Toutes les situations de dépendance et d’aidant ne sont pas identiques. Voici 5 conseils souvent échangés entre aidants lorsque le proche va vivre une dépendance progressive comme en cas de vieillesse, de cancer, d’Alzheimer, par opposition à une dépendance importante ou totale soudaine comme en cas d’AVC ou de traumatisme crânien suite à un accident.
S’informer de l’évolution possible de la maladie ou des effets du vieillissement
Le premier conseil est de s’informer sur la maladie, son évolution, les symptômes qui peuvent apparaître. En cas de vieillesse, il s’agit de comprendre comment la perte d’autonomie peut évoluer et quels sont les signes à surveiller. Il ne s’agit pas pour nous, aidants, de devenir des spécialistes, mais de nous faire une idée de ce qui peut arriver. A un moment ou l’autre, nous deviendrons le « meilleur avocat » de notre proche face à son médecin, face aux professionnels de santé et notre aptitude à comprendre la maladie dont souffre notre proche facilitera le dialogue avec l’ensemble des tiers.
S’informer des dispositions financières et juridiques à prévoir, les aides possibles
S’informer des dispositions financières et juridiques à prévoir, à mettre en Å“uvre, sous quel délai est un second conseil clé que les aidants échangent. La dépendance du proche peut paraître à son début « facile » à gérer pour l’aidant, mais nous devons être conscient du coût de la dépendance dans le temps, du reste à charge pour les familles, du coût pour nous-mêmes car bien souvent l’aidant principal est amené à dépenser plus ne serait-ce que pour « tenir son rôle d’aidant ».

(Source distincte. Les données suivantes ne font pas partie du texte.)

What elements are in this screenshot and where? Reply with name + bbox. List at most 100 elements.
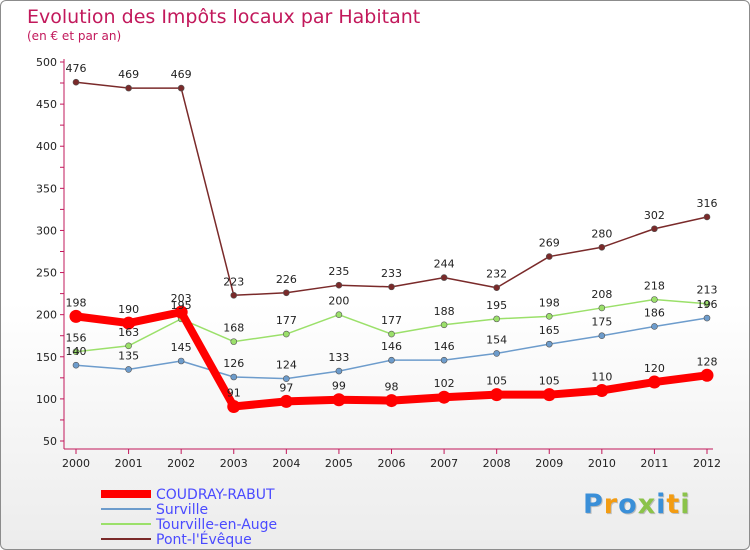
data-point-tourville-en-auge <box>283 330 290 338</box>
data-point-surville <box>598 332 606 340</box>
legend-label: COUDRAY-RABUT <box>156 487 275 503</box>
data-point-tourville-en-auge <box>598 304 606 312</box>
data-label-surville: 135 <box>118 349 139 362</box>
y-tick-label: 450 <box>36 98 57 111</box>
data-point-pont-l-v-que <box>72 78 80 86</box>
logo-letter: i <box>680 489 691 520</box>
data-point-tourville-en-auge <box>125 342 132 350</box>
data-label-tourville-en-auge: 195 <box>486 299 507 312</box>
data-point-coudray-rabut <box>647 375 661 389</box>
data-point-pont-l-v-que <box>703 213 711 221</box>
logo-letter: x <box>637 489 657 520</box>
chart-title: Evolution des Impôts locaux par Habitant <box>27 6 420 28</box>
data-point-surville <box>545 340 553 348</box>
data-point-pont-l-v-que <box>283 289 290 297</box>
data-point-pont-l-v-que <box>177 84 185 92</box>
data-label-pont-l-v-que: 226 <box>276 273 297 286</box>
data-label-tourville-en-auge: 198 <box>539 296 560 309</box>
data-label-coudray-rabut: 120 <box>644 362 665 375</box>
data-point-tourville-en-auge <box>440 321 448 329</box>
data-label-tourville-en-auge: 200 <box>328 295 349 308</box>
data-label-coudray-rabut: 102 <box>434 377 455 390</box>
data-point-pont-l-v-que <box>651 225 658 233</box>
data-point-tourville-en-auge <box>72 348 80 356</box>
x-tick-label: 2000 <box>62 457 90 470</box>
data-label-tourville-en-auge: 156 <box>66 332 87 345</box>
data-point-surville <box>335 367 343 375</box>
data-label-tourville-en-auge: 218 <box>644 280 665 293</box>
data-label-surville: 145 <box>171 341 192 354</box>
x-tick-label: 2007 <box>430 457 458 470</box>
data-label-surville: 124 <box>276 359 297 372</box>
data-point-coudray-rabut <box>279 394 293 408</box>
x-tick-label: 2011 <box>640 457 668 470</box>
proxiti-logo: Proxiti <box>583 489 691 520</box>
data-label-tourville-en-auge: 213 <box>697 284 718 297</box>
data-label-pont-l-v-que: 476 <box>66 62 87 75</box>
data-point-coudray-rabut <box>332 393 346 407</box>
x-tick-label: 2009 <box>535 457 563 470</box>
data-point-surville <box>283 375 290 382</box>
data-point-coudray-rabut <box>437 390 451 404</box>
data-label-surville: 140 <box>66 345 87 358</box>
data-label-pont-l-v-que: 469 <box>118 68 139 81</box>
data-label-coudray-rabut: 91 <box>227 386 241 399</box>
data-label-tourville-en-auge: 168 <box>223 322 244 335</box>
data-point-pont-l-v-que <box>335 281 343 289</box>
x-tick-label: 2012 <box>693 457 721 470</box>
data-point-tourville-en-auge <box>493 315 500 323</box>
data-label-surville: 126 <box>223 357 244 370</box>
data-label-coudray-rabut: 97 <box>279 381 293 394</box>
legend-label: Tourville-en-Auge <box>155 517 277 533</box>
data-point-tourville-en-auge <box>230 338 238 345</box>
y-tick-label: 250 <box>36 267 57 280</box>
data-label-pont-l-v-que: 316 <box>697 197 718 210</box>
data-point-coudray-rabut <box>227 399 241 413</box>
data-label-pont-l-v-que: 302 <box>644 209 665 222</box>
series-line-pont-l-v-que <box>75 81 708 297</box>
data-point-surville <box>177 357 185 365</box>
data-label-tourville-en-auge: 177 <box>276 314 297 327</box>
data-label-tourville-en-auge: 177 <box>381 314 402 327</box>
data-point-tourville-en-auge <box>703 300 711 308</box>
data-point-pont-l-v-que <box>440 274 448 281</box>
x-tick-label: 2008 <box>483 457 511 470</box>
data-label-pont-l-v-que: 269 <box>539 237 560 250</box>
data-point-coudray-rabut <box>174 305 188 319</box>
axes: 50 100 150 200 250 300 350 400 450 500 2000 2001 200… <box>36 56 721 470</box>
data-point-coudray-rabut <box>490 388 504 402</box>
data-label-surville: 175 <box>591 316 612 329</box>
data-label-surville: 133 <box>328 351 349 364</box>
data-label-pont-l-v-que: 223 <box>223 275 244 288</box>
x-tick-label: 2004 <box>272 457 300 470</box>
data-label-surville: 196 <box>697 298 718 311</box>
logo-letter: t <box>666 489 681 520</box>
data-point-pont-l-v-que <box>230 291 238 299</box>
data-point-tourville-en-auge <box>545 313 553 320</box>
logo-letter: r <box>603 489 619 520</box>
data-label-coudray-rabut: 198 <box>66 296 87 309</box>
data-label-pont-l-v-que: 469 <box>171 68 192 81</box>
data-point-tourville-en-auge <box>651 296 658 303</box>
data-label-tourville-en-auge: 195 <box>171 299 192 312</box>
logo-letter: o <box>618 489 638 520</box>
data-point-pont-l-v-que <box>493 284 500 292</box>
x-tick-label: 2005 <box>325 457 353 470</box>
data-point-coudray-rabut <box>542 388 556 402</box>
data-point-surville <box>125 366 132 373</box>
data-label-surville: 146 <box>434 340 455 353</box>
data-label-surville: 186 <box>644 306 665 319</box>
legend: COUDRAY-RABUTSurvilleTourville-en-AugePo… <box>101 487 277 548</box>
data-point-surville <box>72 361 80 369</box>
data-point-coudray-rabut <box>69 309 83 323</box>
data-point-coudray-rabut <box>122 316 136 330</box>
y-tick-label: 150 <box>36 351 57 364</box>
data-point-surville <box>440 356 448 364</box>
data-point-coudray-rabut <box>385 394 398 408</box>
data-point-tourville-en-auge <box>388 330 395 338</box>
data-point-surville <box>651 323 658 330</box>
y-tick-label: 200 <box>36 309 57 322</box>
y-tick-label: 50 <box>43 435 57 448</box>
x-tick-label: 2001 <box>115 457 143 470</box>
y-tick-label: 350 <box>36 182 57 195</box>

La désignation de la personne de confiance, le mandat de protection future, les pouvoirs de représentation sont à regarder de près dès le début, même si la mise en œuvre effective peut être repoussée, par exemple en raison d’une réticence forte exprimée par notre proche ou de difficultés de consensus au sein de la famille.
Comprendre ce qu’est le « parcours de l’aidant » et l’importance de « prendre bien soin de soi »
Personne n’est préparé à « devenir aidant ». La plupart d’entre nous ne « réalisent » qu’ils sont des aidants seulement lorsqu’ils sont confrontés à des tâches qu’a priori ils ne considèrent pas de leur ressort ou de leur rôle. Pourtant, nous devenons aidant le jour même où nous commençons à nous occuper de notre proche pour une tâche qu’il ne peut plus réaliser indépendamment comme avant.
Le « parcours de l’aidant » varie d’une situation à l’autre, mais certaines choses ne changent pas : les aides demandées par notre proche sont de plus en plus importantes, le poids physique et mental de notre rôle d’aidant peuvent nous conduire au bord de l’épuisement, la difficulté d’accepter la nouvelle situation créée par la dépendance de notre proche et la difficulté « naturelle » de penser à notre propre bien-être d’abord, pour apporter la meilleure aide possible à notre proche.
Comprendre le parcours de l’aidant, comprendre le « marathon » que peut être ce rôle, comprendre l’importance de « prendre bien soin de nous » peut éviter ou diminuer par la suite l’essoufflement, l’épuisement, ou la culpabilité.
Accepter la « nouvelle situation »
« Accepter l’inacceptable ». L’annonce du diagnostic du cancer ou d’Alzheimer est « inacceptable », mais refuser de l’admettre ne nous permet pas de maîtriser aussi bien que possible notre rôle d’aidant. Accepter la situation, prendre du recul, « faire au mieux », prendre « la moins mauvaise solution » ne sont pas des attitudes faciles à adopter pour nous aidants, et nombreux sont ceux qui conseillent de s’appuyer sur un soutien psychologique pour franchir ce pas incontournable de l’acceptation.
Organiser la « communication » au sein de sa famille
Le dernier conseil qui revient régulièrement entre aidants est l’organisation d’une bonne communication au sein de sa famille. Organiser signifie de faire en sorte que la communication s’établisse entre les différentes personnes concernées par les décisions relatives au proche, et en premier, avec le proche lui-même tant qu’il peut donner son avis, mais aussi de faire en sorte que tout le monde comprenne bien la même chose, le « pourquoi des décisions à prendre », le « comment de la mise en place ».
Nous ne sommes pas tous « doués de communication », et il nous appartient, une fois conscients de l’importance de cette communication, d’apprendre les « techniques de communication » qui permettront à tous de se focaliser sur le « meilleur confort possible du proche dépendant ».
Le conseil pratique de la semaine est rédigé à partir des messages les plus lus ou échangés entre aidants sur ce forum, et qui se prêtent le mieux à une présentation sous cette forme de « conseil pratique ».